Crippled with pain, Vincent had the foresight to collect his knives, shoved them into his boots, and, holding the folio carefully away from his blood, managed to exit the way he came.
Climbing down the tree encapsulated every ounce of strength he had while feeling the steady pulse of blood leaking from his side. He barely made it over the gate and onto Colossus’s saddle.
“Home—” he choked, and kicked the horse’s side. Curling into the pain and holding his ribs, he ordered, “Run!”
Emma stood at the edge of the dance floor, observing.
The dastardly duke’s ball was a crush! Packed to the gills, the room was filled with the most powerful people in the county, and of course, a smattering of guests like her, those with titles but who remained on the fringes of polite society.
Charlotte and Harriet, on the other hand, were happily dancing about the ballroom with handsome young men, Harriet on her third dance with a third gentleman and Charlotte on her second with the same.
Two dances is a statement, three is a declaration.
In the past hour, not one lord had looked her way, and oddly, Emma felt accepting.

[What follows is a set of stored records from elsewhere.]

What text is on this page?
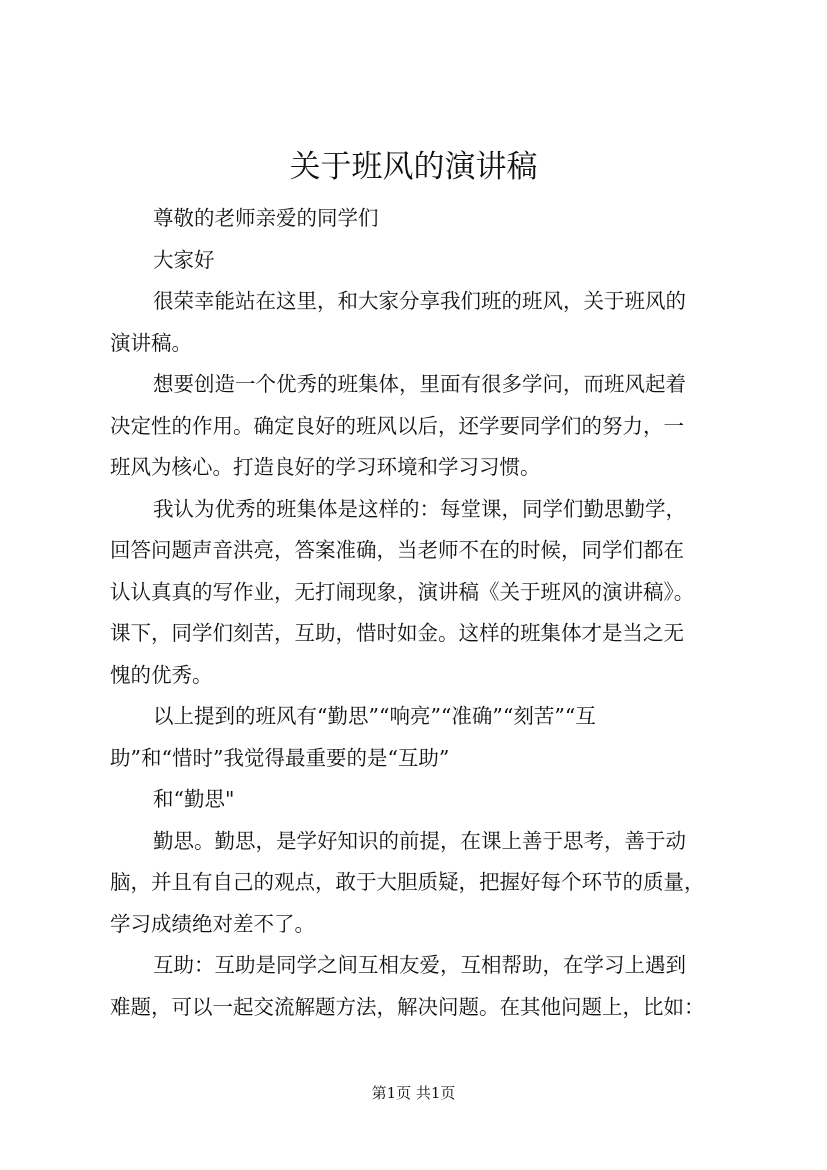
关于班风的演讲稿
尊敬的老师亲爱的同学们
大家好
很荣幸能站在这里，和大家分享我们班的班风，关于班风的
演讲稿。
想要创造一个优秀的班集体，里面有很多学问，而班风起着
决定性的作用。确定良好的班风以后，还学要同学们的努力，一
班风为核心。打造良好的学习环境和学习习惯。
我认为优秀的班集体是这样的：每堂课，同学们勤思勤学，
回答问题声音洪亮，答案准确，当老师不在的时候，同学们都在
认认真真的写作业，无打闹现象，演讲稿《关于班风的演讲稿》。
课下，同学们刻苦，互助，惜时如金。这样的班集体才是当之无
愧的优秀。
以上提到的班风有“勤思”“响亮”“准确”“刻苦”“互
助”和“惜时”我觉得最重要的是“互助”
和“勤思"
勤思。勤思，是学好知识的前提，在课上善于思考，善于动
脑，并且有自己的观点，敢于大胆质疑，把握好每个环节的质量，
学习成绩绝对差不了。
互助：互助是同学之间互相友爱，互相帮助，在学习上遇到
难题，可以一起交流解题方法，解决问题。在其他问题上，比如：
第1页 共1页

Maybe it was for the best that she not marry a peer; she felt too old, too independent, and a touch too jaded to marry some lord who lived in the lap of luxury.
Spying a set of double glass doors that led to a balcony, she meandered around the dancing pairs to get to them, and after pushing them in, met the cold night air with relish.
It felt like it was the first time she was breathing freely. Leaning on the railing, she peered at the decorated gardens below. As she kept an ear on the sounds of the ball roaring behind her, the silence of the outdoors gave a little sliver of peace.
Unbidden, she started to sing a gentle lullaby she remembered her mother singing to her years ago, before she’d passed. So caught up in her self-soothing, Emma had not noticed when someone else had entered the balcony, not until the accented tones of a male voice purred from the dark.
“I do declare, you sing like a siren, my lady.”